Last week, I had a conversation with Jeremy Burton, a senior manager of a large company in New York. He said: “For many years we outsourced software development to India and China, but now we found a better place: Africa.”

I was surprised: “Why Africa? I could expect either Eastern Europe or South East Asia as the next destination but never think of Africa.”

He explained: “Today India is getting more expensive, and Chinese developers are still having a problem with the English language. Africa has a lot of smart people, many speak English well, but they lack the training and opportunity because there were not many good jobs there. Three years ago (2014), there was a startup named Andela who came up with an idea about providing software developers to the U.S. and European countries. This startup of six college students started an online training on specific skills that were needed by U.S. and European companies such as Java, Ruby, PHP, JavaScript, etc. To prepare these developers to perform well, they put them in a challenging environment that “simulated” a real software development scenario over a three months period where they were working on a project managed by Andela managers in different cities and time zones, so they could be familiar with the outsourcing works. Only developers that passed these rigorous training could be hired to work for their customers. Because the training was based on the needs of their customers in the U.S. and Europe, this startup could help solve the current skills shortage. After I heard about them, I came to visit to review their training, and I was impressed. Now I outsource software works to Andela in Lagos, Africa.”

I asked: “What they did was similar to what Indian’s companies were doing so what distinguishes them from outsourcing companies in Eastern Europe or South East Asia?

Jeremy explained: “Many Indian companies did well in the beginning, but over time, their quality is degrading as they grow big and their price is getting higher every year. This African startup understands the quality and the price issues. They select the top talents from many universities across Africa and train them well to make sure that they can be integrated into a team to work for their customers. Not only this startup train people in person but thousands of young people across Africa have used the free online learning to learn computer programming . After passing these online courses, they apply to get a job at Adela and only a few who demonstrate the proper skills get accepted. Andela managers told me that they had trained approximately over thirty thousands software developers, but their goal is to develop 100,000 software developers for Africa in by 2020. This is a great startup story that gives young people who want to learn programming can get good jobs. Today Andela have over hundred customers, mostly from the U.S. such as Viacom, Mastercard, and SeatGeek as well as several large companies in other countries.”

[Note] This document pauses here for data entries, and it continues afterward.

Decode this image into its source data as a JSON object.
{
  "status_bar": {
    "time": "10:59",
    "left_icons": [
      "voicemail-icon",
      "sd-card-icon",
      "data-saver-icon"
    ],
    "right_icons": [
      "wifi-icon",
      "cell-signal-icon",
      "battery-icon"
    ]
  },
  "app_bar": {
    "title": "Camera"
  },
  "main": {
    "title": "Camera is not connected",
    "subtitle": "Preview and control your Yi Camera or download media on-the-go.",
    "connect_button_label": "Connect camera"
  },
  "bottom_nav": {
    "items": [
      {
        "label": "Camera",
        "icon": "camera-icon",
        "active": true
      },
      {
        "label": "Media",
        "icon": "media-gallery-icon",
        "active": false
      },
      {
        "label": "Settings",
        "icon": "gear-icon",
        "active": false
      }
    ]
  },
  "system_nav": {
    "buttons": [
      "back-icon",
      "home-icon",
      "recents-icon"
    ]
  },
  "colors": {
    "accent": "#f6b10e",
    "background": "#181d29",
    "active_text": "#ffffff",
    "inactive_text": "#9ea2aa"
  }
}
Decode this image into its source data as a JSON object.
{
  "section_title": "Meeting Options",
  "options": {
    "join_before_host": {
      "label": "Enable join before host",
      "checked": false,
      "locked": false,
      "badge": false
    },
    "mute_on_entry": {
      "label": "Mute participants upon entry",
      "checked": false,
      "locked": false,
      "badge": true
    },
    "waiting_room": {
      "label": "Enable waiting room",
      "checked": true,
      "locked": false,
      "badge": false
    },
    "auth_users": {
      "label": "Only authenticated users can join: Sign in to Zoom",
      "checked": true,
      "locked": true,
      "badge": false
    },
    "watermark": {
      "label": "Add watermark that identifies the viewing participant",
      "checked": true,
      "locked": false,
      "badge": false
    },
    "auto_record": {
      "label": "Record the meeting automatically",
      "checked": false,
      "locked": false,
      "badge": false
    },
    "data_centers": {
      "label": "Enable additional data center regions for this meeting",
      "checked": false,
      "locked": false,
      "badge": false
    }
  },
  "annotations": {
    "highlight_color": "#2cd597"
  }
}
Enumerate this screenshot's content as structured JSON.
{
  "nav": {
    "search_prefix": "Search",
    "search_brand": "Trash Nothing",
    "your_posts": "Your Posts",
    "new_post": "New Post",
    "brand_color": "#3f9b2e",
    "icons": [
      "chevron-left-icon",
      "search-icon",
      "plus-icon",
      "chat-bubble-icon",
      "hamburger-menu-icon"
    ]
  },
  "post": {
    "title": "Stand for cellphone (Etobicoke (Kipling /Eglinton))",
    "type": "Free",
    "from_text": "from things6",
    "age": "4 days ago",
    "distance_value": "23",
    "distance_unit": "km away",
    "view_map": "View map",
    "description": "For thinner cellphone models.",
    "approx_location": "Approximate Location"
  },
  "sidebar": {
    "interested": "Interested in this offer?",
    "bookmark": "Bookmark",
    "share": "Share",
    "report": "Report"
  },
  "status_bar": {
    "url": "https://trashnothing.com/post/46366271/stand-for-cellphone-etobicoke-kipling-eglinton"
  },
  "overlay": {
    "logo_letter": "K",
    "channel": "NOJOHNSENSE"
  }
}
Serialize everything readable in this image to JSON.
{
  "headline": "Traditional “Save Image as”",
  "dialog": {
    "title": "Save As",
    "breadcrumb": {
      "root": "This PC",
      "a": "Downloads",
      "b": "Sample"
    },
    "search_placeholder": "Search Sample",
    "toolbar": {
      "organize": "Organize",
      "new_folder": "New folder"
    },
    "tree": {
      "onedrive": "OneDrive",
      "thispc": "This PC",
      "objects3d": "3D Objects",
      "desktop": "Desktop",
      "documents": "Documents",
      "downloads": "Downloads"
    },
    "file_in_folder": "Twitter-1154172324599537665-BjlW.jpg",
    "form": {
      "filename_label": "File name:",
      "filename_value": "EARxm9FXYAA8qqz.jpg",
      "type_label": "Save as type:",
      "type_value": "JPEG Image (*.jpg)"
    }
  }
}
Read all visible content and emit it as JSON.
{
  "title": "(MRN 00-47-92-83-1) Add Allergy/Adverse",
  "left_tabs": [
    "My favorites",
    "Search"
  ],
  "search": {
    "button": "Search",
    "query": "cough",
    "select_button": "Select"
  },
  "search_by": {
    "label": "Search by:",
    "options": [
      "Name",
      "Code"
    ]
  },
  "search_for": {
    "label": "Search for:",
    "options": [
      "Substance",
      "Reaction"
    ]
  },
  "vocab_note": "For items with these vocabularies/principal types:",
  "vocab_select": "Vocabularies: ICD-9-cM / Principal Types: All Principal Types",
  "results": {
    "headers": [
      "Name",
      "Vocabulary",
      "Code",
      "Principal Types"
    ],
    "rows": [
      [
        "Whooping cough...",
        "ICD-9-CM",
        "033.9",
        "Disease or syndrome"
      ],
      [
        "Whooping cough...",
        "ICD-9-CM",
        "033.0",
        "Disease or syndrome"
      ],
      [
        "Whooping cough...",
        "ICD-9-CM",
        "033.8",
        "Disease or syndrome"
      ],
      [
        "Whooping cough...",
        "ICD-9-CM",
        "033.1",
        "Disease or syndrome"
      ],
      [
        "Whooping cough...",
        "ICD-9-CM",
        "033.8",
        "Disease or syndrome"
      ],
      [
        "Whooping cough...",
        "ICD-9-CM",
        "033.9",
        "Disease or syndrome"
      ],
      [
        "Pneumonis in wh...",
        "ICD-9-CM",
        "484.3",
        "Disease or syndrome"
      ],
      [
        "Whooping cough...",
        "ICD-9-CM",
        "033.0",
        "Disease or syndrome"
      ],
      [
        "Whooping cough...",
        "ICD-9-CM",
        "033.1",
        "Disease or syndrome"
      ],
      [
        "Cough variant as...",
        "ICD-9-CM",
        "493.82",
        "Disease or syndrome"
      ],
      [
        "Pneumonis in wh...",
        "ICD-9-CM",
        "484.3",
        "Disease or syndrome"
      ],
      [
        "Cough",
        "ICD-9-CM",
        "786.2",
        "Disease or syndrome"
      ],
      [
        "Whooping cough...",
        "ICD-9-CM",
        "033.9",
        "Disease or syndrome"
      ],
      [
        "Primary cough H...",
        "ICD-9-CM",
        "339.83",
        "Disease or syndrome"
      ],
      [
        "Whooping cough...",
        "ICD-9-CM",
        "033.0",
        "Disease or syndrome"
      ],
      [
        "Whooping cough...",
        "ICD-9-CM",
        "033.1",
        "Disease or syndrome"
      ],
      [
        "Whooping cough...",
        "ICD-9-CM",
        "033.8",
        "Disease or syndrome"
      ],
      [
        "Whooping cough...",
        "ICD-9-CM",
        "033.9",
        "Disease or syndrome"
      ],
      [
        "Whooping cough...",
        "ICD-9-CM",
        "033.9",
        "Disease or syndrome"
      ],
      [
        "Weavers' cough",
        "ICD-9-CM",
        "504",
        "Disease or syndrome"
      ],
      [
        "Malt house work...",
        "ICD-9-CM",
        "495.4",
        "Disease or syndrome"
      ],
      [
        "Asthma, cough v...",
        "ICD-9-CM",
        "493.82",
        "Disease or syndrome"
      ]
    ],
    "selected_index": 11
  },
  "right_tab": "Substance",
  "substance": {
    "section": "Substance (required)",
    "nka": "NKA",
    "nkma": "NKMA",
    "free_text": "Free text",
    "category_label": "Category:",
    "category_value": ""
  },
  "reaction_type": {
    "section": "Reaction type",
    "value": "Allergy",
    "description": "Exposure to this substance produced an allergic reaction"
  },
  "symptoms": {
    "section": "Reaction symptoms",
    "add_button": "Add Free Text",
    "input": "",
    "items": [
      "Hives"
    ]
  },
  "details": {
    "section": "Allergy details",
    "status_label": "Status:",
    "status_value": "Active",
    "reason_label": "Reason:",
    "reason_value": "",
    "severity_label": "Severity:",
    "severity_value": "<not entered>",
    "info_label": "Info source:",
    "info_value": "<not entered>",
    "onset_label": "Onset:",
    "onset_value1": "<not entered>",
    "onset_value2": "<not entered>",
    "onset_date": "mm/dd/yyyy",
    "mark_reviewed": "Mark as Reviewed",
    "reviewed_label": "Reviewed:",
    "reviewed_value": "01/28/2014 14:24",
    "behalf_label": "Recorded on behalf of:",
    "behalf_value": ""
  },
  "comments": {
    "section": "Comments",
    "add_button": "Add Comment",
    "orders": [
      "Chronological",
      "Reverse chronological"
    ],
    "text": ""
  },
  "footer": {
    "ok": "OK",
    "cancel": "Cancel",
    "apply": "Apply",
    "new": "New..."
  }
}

I asked: “Is Andela still a startup? How well are they doing now?”

Jeremy laughed: “This start-up has attracted a group of top investors that find their business appealing. So far Google Ventures and Spark Capital have invested over $80 million dollars to their company. But more than that, Andela also received investment and support from The Chan Zuckerberg Initiative, which Mr. Zuckerberg and his wife, Priscilla Chan have created. Mr.Zuckerberg visited Andela’s office and told them, “You are all part of something that is really important today.”

With the current skill shortage and the pressure to reduce costs, many U.S. companies are switching their outsourcing works from India and China to Africa. Now this continent is the new destination for software works. I expect this startup could grow bigger and become a model for many startups to follow. Their challenge now is how to scale up to meet the demand of this global needs. So far, this startup has been doing well, but can it continue to grow and be able to keep its high-quality services?